Guillaume Gallienne joue la Lucrèce Borgia de Victor Hugo au Français, dans une mise en scène de Denis Podalydès. Un travestissement convaincant.
— Par Gilles Costaz —
Dans l’œuvre de Victor Hugo, y a-t-il mélo plus mélodramatique que Lucrèce Borgia ? Peut-être pas, tant les personnages y sont spectaculairement criminels. Mais sans être tout à fait odieux. C’est l’un des génies de l’auteur que d’avancer sans gêne sur la ligne vertigineuse des antithèses et d’accoler sans artifice le blanc et le noir, le pur et l’impur, le ciel et l’enfer.
Cette pièce est dans l’air et les goûts de notre temps, en témoigne le nombre de mises en scène de Lucrèce Borgia. Il y eut celles de Lucie Berelowitsch (avec Marina Hands) et de Jean-Louis Benoit (avec Nathalie Richard) ; il y aura celle de David Bobée (avec Béatrice Dalle) qui sera donnée aux Fêtes nocturnes de Grignan dès la fin juin. Et il y a celle de Denis Podalydès pour la Comédie-Française. Salle Richelieu, on a choisi la difficulté et le paradoxe : le rôle de Lucrèce est tenu par un acteur de sexe masculin, Guillaume Gallienne, et le rôle de Gennaro (un amant, un fils de Lucrèce ? C’est toute l’incertitude de l’aventure) est interprété par une comédienne, Suliane Brahim. Deux travestis en tête de distribution !
De Borgia à Orgia.
L’action commence à Venise. Au décor, Eric Ruf a imaginé une immense gondole où l’on s’installe comme sur une place publique. C’est là que Lucrèce Borgia s’éprend du jeune Gennaro, qui ne se laisse pas séduire et se maintient à la tête de ses opposants. Il faut dire que la réputation de la hautaine Lucrèce n’est pas celle d’un ange : elle a tué ses trois maris, elle a eu un fils né de ses étreintes avec son frère et elle continue à faire régner sa terreur.

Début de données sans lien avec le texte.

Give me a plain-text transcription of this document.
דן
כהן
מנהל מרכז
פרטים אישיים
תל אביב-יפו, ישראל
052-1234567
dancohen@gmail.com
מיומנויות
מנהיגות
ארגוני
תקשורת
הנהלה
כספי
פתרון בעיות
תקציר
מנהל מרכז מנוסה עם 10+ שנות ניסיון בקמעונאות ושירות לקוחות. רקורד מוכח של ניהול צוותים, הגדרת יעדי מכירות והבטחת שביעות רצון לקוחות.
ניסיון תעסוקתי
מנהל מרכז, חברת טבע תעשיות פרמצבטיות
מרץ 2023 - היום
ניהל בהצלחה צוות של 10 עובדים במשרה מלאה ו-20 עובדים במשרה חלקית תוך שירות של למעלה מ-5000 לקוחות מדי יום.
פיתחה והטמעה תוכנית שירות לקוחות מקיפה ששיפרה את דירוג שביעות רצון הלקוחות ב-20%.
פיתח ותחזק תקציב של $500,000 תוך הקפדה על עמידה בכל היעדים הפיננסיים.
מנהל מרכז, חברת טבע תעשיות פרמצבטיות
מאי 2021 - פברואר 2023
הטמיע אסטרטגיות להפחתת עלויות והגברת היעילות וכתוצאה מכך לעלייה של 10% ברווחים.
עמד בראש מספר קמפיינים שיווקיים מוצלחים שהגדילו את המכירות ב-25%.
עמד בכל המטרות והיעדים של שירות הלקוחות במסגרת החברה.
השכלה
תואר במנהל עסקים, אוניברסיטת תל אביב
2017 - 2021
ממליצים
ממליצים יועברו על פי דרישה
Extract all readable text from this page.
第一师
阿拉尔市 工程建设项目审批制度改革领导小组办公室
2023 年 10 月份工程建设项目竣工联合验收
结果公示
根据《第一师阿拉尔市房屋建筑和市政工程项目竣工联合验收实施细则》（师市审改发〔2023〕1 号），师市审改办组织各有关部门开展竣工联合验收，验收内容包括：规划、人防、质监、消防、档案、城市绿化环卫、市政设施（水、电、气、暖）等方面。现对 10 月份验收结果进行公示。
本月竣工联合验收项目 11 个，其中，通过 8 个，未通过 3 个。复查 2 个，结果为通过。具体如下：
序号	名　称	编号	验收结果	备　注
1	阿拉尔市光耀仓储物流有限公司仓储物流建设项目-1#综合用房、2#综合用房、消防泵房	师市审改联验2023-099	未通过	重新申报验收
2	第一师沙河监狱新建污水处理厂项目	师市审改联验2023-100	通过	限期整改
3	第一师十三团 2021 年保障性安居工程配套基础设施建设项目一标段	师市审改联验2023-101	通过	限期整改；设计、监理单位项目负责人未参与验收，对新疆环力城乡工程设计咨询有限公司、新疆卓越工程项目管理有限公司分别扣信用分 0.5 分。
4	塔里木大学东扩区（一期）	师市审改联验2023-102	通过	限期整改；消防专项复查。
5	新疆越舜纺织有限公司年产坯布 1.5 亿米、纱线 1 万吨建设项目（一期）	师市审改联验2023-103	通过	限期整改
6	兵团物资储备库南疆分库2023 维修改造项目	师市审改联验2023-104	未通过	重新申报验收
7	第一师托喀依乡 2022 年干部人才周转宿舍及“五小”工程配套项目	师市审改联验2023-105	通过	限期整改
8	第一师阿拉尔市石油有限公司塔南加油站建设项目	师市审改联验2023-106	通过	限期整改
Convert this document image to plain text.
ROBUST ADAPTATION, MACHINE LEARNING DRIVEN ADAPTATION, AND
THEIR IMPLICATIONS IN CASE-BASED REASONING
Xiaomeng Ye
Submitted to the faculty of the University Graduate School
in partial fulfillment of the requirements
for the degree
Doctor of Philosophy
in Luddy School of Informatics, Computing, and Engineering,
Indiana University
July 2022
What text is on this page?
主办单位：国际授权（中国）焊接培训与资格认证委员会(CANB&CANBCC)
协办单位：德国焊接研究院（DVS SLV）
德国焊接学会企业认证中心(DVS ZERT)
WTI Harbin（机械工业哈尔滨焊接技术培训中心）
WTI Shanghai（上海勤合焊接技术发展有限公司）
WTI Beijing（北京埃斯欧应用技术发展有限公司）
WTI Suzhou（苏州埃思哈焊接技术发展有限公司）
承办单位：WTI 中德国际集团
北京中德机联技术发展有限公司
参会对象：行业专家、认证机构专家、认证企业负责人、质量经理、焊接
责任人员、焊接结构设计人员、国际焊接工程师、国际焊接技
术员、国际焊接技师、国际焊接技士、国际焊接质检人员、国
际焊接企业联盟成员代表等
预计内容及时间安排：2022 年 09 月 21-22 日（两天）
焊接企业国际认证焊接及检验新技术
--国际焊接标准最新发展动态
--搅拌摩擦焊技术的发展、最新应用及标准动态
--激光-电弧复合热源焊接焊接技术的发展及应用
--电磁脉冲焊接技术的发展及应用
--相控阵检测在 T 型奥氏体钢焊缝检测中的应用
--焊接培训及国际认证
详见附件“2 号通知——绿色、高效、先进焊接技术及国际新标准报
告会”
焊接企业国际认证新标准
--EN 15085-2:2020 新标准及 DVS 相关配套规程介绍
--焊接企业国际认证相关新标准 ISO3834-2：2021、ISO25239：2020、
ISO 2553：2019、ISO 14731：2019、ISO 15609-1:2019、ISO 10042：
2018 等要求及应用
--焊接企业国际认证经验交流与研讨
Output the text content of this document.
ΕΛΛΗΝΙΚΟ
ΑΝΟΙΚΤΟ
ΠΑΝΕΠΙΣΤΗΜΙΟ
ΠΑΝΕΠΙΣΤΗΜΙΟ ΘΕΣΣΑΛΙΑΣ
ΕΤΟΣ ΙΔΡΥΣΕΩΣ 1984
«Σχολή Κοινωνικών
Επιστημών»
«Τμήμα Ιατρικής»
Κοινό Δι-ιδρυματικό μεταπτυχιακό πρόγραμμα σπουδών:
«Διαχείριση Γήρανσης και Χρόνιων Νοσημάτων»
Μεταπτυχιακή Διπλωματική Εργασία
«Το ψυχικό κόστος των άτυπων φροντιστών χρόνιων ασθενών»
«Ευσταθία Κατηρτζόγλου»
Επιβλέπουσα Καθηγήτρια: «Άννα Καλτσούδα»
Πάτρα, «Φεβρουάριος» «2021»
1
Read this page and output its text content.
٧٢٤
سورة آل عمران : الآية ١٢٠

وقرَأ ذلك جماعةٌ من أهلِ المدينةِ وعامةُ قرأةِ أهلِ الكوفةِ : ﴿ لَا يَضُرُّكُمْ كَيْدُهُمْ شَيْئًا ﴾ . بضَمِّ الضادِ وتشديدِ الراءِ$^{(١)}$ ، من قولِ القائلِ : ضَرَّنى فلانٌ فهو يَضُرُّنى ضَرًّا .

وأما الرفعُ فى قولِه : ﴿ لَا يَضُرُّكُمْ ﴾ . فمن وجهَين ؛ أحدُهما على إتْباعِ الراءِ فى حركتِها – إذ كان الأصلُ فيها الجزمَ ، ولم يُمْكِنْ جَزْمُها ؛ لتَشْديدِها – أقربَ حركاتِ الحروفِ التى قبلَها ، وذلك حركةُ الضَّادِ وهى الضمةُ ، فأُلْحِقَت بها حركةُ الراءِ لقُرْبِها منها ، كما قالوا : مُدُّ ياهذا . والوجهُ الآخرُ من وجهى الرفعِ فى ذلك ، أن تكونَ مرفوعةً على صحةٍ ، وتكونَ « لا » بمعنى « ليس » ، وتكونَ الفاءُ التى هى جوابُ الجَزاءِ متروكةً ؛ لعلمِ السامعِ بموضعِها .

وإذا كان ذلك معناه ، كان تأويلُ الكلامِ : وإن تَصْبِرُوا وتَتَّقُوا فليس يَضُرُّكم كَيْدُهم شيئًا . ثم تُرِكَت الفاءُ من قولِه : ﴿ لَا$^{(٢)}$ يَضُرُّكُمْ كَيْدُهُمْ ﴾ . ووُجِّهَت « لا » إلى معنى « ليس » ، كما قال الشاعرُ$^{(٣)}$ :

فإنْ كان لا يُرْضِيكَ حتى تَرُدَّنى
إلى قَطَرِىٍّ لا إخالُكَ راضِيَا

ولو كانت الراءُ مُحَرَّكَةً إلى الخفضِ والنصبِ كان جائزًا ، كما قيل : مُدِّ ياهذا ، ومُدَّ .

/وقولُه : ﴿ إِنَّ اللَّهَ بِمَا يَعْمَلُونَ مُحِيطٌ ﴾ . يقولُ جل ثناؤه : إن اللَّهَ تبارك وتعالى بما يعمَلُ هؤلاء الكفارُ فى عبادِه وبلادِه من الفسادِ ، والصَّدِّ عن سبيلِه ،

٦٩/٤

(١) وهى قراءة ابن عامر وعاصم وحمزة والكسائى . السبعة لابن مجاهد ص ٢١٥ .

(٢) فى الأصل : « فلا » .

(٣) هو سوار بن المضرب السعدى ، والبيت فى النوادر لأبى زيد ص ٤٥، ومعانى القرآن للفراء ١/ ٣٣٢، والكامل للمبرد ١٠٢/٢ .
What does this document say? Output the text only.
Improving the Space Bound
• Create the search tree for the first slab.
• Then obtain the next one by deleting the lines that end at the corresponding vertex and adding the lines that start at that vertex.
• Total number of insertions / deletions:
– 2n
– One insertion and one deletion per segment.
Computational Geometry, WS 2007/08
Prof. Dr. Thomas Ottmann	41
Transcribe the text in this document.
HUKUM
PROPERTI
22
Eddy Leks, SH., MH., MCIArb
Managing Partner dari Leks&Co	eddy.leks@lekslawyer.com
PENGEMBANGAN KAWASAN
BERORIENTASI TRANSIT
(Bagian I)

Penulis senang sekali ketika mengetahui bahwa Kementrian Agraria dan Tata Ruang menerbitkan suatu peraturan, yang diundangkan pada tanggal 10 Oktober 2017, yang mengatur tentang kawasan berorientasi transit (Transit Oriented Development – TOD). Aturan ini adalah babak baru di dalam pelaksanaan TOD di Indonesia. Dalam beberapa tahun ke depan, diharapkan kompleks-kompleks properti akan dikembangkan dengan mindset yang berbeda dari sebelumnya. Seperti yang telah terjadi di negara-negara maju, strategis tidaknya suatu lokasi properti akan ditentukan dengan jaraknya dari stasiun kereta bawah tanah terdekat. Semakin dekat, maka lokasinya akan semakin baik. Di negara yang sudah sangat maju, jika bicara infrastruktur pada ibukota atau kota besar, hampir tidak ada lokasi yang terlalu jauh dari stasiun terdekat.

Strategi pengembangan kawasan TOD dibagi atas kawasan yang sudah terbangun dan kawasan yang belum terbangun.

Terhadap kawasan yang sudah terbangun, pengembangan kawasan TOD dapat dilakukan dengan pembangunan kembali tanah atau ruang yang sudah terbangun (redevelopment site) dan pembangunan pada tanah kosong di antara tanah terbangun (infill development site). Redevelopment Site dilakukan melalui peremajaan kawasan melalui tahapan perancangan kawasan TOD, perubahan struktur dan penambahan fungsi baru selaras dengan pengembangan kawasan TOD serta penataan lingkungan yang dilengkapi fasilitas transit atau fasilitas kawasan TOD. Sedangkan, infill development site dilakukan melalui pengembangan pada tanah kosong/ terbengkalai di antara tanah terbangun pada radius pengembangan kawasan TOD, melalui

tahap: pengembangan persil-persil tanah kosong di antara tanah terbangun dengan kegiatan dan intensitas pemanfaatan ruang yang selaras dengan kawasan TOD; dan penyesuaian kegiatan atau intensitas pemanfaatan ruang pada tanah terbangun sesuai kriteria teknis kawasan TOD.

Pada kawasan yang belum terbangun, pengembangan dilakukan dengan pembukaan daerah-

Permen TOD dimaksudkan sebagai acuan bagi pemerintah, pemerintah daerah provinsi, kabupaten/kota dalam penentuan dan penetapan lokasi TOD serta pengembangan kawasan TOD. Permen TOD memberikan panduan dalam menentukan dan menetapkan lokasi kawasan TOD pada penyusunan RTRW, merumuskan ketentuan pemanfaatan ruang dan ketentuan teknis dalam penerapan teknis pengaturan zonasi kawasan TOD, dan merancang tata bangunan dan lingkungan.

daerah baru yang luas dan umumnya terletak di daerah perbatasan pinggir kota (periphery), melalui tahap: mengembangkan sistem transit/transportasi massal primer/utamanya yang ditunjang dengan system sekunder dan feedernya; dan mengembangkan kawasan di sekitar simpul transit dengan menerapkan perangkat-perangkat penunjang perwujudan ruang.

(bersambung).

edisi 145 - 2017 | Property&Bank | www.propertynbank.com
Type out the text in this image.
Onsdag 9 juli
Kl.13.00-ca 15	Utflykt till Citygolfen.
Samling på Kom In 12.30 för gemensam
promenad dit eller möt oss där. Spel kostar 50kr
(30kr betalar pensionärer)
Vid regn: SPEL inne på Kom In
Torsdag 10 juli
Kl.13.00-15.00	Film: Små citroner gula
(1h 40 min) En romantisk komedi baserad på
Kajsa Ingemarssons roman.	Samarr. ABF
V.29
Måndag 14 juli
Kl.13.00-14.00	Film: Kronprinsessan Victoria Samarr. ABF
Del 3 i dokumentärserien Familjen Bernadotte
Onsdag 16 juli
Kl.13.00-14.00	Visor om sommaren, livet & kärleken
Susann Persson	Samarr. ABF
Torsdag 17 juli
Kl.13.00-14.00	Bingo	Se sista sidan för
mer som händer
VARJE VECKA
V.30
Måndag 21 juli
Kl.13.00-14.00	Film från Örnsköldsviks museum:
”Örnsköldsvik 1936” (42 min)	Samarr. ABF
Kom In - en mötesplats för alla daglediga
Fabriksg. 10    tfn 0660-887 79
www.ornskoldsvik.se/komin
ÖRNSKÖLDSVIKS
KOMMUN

La voilà remariée à Ferrare avec le seigneur don Alphonse d’Este. C’est là, devant la façade d’un palais où est inscrit en lettres énormes le mot Borgia et dans les salons aux lourds rideaux que vont se jouer la vie et la lutte passionnelle de Lucrèce. Gennaro a transformé le mot Borgia en Orgia ! Une telle insulte mène les principaux personnages à un affrontement féroce à coups d’arguments retors et de poison infernal. Le luxe d’un dîner mondain ne sera que le cadre d’une explication finale où la vérité tombera en même temps que le couperet de la mort.
Le pathétisme du mélodrame
Voilà, résumé, ce roman scénique échevelé. Que faire avec une histoire aussi précipitée et un tant soit peu grandiloquente ? L’épurer et chercher la noblesse derrière l’abjection comme l’avait naguère Antoine Vitez, dirigeant dans le rôle-titre Nada Strancar au festival d’Avignon ? Ce n’est pas tout à fait l’option prise par Denis Podalydès qui, pour le plaisir de l’oeil, fait donner aux décors de Ruf leur plein apparat et chorégraphie les mouvements de groupe afin que tout soit rapide mais ordonné, saisissant mais élégant.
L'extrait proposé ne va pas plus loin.